No entanto, o pedido me lembrou a música, coisa linda dos tempos que J.Bosco ainda parceirava com A.Blanc, e que Elis os paparicava com carinhos de madrinha. O mesmo Corsário que Zizi, elegância que sempre me surpreendeu até que eu percebesse que o bobo era eu, ela era elegante e ponto, cantasse sem nada a dever à madrinha dos parceiros geniais. De uma dica da suposta Célia, que queria a coisa corsária com a Zizi (e "texto bacana" que depois aspeamos, eu e "ela", sempre cheia de aspas e insinuações), acabei descobrindo essa linda montagem das duas grandes cantoras, coisa que pirateei do YouTube, coloquei legendas e fiz um vídeo piratamente meu.
Pirata, eu? Claro que sim. Mas de nome próprio. A minha bandeira leva minha caveira e as tíbias de um Pipoca encarnado, tonto orgulhoso desse já meio longo caminhar, apesar das Lias, rainhas ou não, das Célias e seus abraços, de todo o povo que aqui se esconde, na maioria tolinhos de covardias pequenas, máscaras transparentes que denúncia alguma alcança. Que venham à luz, icem suas bandeiras, apresentem-se. Ou calem-se para sempre, até que o blog nos separe.

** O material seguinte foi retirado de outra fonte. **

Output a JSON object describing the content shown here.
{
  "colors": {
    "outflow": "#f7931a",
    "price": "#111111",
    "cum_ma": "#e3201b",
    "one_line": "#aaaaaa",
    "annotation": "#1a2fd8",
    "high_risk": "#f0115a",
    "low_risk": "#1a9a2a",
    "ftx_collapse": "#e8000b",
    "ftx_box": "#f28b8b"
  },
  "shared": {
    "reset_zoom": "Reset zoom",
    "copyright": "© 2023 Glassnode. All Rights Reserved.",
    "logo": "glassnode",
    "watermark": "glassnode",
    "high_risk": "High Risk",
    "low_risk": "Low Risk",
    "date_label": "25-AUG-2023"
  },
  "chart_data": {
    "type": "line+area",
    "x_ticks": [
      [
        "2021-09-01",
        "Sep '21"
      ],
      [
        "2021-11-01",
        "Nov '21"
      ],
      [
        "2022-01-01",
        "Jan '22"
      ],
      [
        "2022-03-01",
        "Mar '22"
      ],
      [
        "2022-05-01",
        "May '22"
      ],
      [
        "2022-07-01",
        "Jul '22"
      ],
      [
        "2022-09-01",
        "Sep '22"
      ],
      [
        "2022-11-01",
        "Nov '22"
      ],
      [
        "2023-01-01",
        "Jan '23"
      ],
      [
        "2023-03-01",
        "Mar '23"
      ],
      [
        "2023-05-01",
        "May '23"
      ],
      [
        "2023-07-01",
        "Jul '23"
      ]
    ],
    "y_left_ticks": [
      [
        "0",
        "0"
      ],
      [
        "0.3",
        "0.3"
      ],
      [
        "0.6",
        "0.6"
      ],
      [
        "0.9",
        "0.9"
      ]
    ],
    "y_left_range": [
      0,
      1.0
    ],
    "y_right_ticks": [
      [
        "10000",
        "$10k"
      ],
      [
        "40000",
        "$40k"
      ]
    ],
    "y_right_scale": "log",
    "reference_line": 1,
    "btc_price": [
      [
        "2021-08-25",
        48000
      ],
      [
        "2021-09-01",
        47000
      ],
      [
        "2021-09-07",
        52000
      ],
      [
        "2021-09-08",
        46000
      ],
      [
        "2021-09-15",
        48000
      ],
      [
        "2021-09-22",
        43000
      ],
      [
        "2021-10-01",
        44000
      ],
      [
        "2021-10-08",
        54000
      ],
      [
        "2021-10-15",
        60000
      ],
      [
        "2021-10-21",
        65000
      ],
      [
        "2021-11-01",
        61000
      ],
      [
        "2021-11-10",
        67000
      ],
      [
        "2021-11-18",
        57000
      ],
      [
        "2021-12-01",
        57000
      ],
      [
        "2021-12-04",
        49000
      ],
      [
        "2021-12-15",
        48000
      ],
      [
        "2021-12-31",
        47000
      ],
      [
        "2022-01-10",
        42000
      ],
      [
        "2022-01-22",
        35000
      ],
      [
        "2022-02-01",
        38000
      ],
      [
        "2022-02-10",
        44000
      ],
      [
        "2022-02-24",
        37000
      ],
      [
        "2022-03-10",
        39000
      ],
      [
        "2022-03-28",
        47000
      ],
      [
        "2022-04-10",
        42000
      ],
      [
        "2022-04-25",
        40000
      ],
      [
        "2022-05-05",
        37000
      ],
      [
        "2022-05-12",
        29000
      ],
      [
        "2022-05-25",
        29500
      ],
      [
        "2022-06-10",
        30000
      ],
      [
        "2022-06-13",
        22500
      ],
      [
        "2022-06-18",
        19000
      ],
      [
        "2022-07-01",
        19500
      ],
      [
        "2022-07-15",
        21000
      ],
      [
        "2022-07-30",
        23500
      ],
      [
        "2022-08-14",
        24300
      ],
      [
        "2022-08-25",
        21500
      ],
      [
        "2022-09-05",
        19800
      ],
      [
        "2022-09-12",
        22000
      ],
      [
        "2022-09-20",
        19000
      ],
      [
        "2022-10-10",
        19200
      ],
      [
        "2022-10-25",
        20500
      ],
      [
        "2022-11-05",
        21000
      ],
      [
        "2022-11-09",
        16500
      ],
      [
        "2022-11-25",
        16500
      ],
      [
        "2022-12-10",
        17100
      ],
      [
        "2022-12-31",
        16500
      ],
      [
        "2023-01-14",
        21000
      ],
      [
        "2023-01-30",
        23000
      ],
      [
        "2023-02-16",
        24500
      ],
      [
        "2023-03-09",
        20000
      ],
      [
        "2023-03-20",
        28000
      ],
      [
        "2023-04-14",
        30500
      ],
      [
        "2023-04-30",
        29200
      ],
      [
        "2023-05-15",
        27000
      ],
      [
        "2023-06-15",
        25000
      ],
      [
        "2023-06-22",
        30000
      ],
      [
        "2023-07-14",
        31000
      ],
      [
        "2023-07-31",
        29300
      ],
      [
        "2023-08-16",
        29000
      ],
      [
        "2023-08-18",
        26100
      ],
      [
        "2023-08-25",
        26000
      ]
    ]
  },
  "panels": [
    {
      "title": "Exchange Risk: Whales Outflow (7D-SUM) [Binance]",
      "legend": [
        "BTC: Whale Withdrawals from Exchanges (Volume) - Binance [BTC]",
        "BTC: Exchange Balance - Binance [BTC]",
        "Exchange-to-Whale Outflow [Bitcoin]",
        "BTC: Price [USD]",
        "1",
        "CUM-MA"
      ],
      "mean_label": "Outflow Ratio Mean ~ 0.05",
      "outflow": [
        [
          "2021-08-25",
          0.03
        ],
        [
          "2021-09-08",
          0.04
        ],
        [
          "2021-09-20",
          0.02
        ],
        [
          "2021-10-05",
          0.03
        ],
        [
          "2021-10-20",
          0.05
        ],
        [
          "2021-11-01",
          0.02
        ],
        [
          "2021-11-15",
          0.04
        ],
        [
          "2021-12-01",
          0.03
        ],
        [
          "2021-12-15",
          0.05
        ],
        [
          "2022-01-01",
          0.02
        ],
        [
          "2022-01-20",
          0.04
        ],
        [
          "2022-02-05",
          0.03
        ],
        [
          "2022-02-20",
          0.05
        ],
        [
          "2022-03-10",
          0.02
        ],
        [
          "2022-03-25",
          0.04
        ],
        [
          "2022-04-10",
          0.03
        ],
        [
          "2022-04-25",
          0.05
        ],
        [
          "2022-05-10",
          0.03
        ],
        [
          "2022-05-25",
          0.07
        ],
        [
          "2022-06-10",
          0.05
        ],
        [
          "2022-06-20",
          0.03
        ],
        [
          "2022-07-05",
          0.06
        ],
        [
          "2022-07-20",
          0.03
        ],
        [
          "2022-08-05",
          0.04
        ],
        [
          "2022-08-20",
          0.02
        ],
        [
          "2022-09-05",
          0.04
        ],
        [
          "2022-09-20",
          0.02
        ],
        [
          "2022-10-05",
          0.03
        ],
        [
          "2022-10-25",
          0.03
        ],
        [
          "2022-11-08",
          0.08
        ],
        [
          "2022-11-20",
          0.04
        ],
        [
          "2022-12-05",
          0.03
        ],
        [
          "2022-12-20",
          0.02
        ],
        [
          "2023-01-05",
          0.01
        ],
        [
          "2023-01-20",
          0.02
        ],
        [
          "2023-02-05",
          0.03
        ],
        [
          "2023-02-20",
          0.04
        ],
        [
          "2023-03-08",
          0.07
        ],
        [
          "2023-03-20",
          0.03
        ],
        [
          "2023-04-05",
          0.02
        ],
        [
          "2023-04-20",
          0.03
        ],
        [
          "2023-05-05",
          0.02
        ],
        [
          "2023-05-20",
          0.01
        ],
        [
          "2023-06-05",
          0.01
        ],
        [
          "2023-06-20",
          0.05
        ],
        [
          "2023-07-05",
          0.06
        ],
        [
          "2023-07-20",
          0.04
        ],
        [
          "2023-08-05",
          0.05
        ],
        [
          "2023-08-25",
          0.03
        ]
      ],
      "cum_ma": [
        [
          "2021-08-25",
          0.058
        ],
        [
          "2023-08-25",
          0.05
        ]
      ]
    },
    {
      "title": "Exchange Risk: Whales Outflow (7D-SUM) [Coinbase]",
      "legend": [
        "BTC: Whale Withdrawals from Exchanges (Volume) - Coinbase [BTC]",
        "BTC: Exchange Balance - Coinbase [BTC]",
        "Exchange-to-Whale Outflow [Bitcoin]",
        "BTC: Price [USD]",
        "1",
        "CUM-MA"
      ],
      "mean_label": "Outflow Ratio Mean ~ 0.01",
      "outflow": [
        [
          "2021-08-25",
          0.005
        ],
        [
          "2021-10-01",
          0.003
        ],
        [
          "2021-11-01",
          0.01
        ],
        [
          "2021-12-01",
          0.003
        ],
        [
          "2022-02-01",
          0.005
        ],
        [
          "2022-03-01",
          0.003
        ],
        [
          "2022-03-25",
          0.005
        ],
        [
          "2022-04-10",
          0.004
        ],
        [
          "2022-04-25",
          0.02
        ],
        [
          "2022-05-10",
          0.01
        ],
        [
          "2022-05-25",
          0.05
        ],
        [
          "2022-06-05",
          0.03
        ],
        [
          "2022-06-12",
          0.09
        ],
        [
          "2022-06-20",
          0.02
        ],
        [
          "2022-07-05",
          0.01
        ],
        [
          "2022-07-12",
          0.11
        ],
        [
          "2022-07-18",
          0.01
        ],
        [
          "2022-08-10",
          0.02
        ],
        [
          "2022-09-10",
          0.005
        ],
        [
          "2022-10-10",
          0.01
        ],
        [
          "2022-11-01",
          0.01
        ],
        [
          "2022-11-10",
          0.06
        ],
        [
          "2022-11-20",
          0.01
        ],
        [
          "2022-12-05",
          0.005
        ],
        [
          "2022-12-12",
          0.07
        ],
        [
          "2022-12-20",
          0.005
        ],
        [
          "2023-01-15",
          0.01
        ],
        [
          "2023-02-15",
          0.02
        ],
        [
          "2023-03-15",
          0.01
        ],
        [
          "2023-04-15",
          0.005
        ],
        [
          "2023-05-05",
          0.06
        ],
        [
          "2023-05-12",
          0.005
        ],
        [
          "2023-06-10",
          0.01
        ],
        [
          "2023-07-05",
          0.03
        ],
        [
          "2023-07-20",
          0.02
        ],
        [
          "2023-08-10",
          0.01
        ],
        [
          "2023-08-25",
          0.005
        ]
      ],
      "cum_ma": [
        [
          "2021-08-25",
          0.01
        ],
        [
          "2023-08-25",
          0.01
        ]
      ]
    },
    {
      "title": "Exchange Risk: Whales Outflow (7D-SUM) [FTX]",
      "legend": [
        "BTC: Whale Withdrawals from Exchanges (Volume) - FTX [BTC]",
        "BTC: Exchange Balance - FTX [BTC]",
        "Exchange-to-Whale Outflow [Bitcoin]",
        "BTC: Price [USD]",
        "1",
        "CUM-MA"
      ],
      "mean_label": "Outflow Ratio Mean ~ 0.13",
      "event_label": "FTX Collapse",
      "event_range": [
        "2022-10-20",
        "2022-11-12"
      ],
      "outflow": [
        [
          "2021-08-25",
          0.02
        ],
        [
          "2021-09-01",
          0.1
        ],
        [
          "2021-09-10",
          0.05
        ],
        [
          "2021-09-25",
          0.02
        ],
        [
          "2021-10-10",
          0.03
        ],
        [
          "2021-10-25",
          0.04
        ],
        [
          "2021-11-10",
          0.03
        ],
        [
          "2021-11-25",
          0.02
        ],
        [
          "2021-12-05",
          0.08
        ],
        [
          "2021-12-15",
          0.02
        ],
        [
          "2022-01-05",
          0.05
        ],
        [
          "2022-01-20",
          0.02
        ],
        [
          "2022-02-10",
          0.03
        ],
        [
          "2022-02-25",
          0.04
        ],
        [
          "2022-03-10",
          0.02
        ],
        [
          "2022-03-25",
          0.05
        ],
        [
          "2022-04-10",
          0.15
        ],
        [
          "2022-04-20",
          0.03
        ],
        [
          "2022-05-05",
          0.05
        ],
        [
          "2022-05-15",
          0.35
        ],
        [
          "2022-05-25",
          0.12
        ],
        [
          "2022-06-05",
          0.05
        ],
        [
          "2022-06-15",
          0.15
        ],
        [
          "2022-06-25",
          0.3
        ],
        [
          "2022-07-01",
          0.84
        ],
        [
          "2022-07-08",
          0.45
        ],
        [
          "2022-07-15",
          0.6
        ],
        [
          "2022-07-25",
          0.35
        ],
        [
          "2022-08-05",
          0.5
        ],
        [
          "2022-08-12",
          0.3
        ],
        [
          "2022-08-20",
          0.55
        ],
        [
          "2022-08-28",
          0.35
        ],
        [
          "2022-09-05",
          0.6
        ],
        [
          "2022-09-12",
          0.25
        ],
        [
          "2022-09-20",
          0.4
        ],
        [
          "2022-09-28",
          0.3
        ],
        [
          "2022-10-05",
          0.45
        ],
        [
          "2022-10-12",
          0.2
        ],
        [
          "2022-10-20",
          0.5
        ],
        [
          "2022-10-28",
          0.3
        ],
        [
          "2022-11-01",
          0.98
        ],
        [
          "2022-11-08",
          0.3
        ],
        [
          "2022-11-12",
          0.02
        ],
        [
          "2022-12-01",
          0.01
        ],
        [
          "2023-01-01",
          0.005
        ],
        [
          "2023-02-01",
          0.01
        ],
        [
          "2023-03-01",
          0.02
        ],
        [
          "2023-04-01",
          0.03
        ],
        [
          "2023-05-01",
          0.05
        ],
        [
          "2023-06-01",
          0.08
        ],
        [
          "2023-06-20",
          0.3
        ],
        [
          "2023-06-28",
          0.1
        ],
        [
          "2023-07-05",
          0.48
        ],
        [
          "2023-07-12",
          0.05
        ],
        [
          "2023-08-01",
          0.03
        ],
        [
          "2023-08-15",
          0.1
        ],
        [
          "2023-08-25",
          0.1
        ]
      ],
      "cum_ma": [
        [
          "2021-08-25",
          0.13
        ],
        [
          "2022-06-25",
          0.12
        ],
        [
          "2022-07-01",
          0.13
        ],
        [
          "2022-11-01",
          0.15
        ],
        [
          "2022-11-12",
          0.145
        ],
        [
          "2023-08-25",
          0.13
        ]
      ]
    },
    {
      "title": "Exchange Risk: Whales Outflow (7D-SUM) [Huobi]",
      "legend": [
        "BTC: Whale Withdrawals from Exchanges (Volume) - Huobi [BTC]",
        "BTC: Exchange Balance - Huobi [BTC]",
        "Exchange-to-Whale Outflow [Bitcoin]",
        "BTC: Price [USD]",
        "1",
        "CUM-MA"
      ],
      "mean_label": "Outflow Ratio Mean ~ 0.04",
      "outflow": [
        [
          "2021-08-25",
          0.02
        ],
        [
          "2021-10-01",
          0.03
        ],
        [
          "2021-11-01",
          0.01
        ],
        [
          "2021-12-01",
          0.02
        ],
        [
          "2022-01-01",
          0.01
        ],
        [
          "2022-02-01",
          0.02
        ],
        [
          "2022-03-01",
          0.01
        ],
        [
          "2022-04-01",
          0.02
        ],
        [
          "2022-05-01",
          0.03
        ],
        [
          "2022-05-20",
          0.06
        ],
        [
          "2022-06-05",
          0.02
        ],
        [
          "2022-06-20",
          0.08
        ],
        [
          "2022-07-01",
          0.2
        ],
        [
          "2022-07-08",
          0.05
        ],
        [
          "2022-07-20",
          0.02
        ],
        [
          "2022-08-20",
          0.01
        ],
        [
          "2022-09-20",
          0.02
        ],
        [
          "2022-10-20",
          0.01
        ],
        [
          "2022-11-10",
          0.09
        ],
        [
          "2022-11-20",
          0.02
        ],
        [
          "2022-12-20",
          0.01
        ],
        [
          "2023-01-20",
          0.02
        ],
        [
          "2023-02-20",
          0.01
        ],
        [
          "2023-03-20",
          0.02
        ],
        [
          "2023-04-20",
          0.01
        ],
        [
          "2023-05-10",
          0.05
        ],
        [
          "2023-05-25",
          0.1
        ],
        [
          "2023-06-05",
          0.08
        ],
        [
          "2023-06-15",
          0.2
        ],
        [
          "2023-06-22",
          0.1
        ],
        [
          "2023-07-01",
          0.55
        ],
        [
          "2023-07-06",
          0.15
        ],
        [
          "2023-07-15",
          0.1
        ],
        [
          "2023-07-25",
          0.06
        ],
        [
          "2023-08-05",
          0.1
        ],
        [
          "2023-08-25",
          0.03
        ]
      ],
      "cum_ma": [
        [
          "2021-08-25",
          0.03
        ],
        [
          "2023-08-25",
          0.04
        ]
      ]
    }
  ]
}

De qualquer forma, pedido que me fez vazar indignações blogueiras, a música é linda, Zizi é ótima, Elis canta cada vez melhor, e João Bosco e Aldir Blanc deveriam ter permanecido casados forever. Ou será que João entra no site de Aldir, ou vice versa, e se assina, amorosamente, Alfredo? Ou Alcides? E deixa, pensando-se muito esperto, um Dois prá lá, Dois prá cá, só para chatear o antigo companheiro? Quer dançar? Arrisque a "tábua", como dizíamos nos tempos de meus antigamente.
Querida Célia/Lia/whatever, ficou bacana o texto?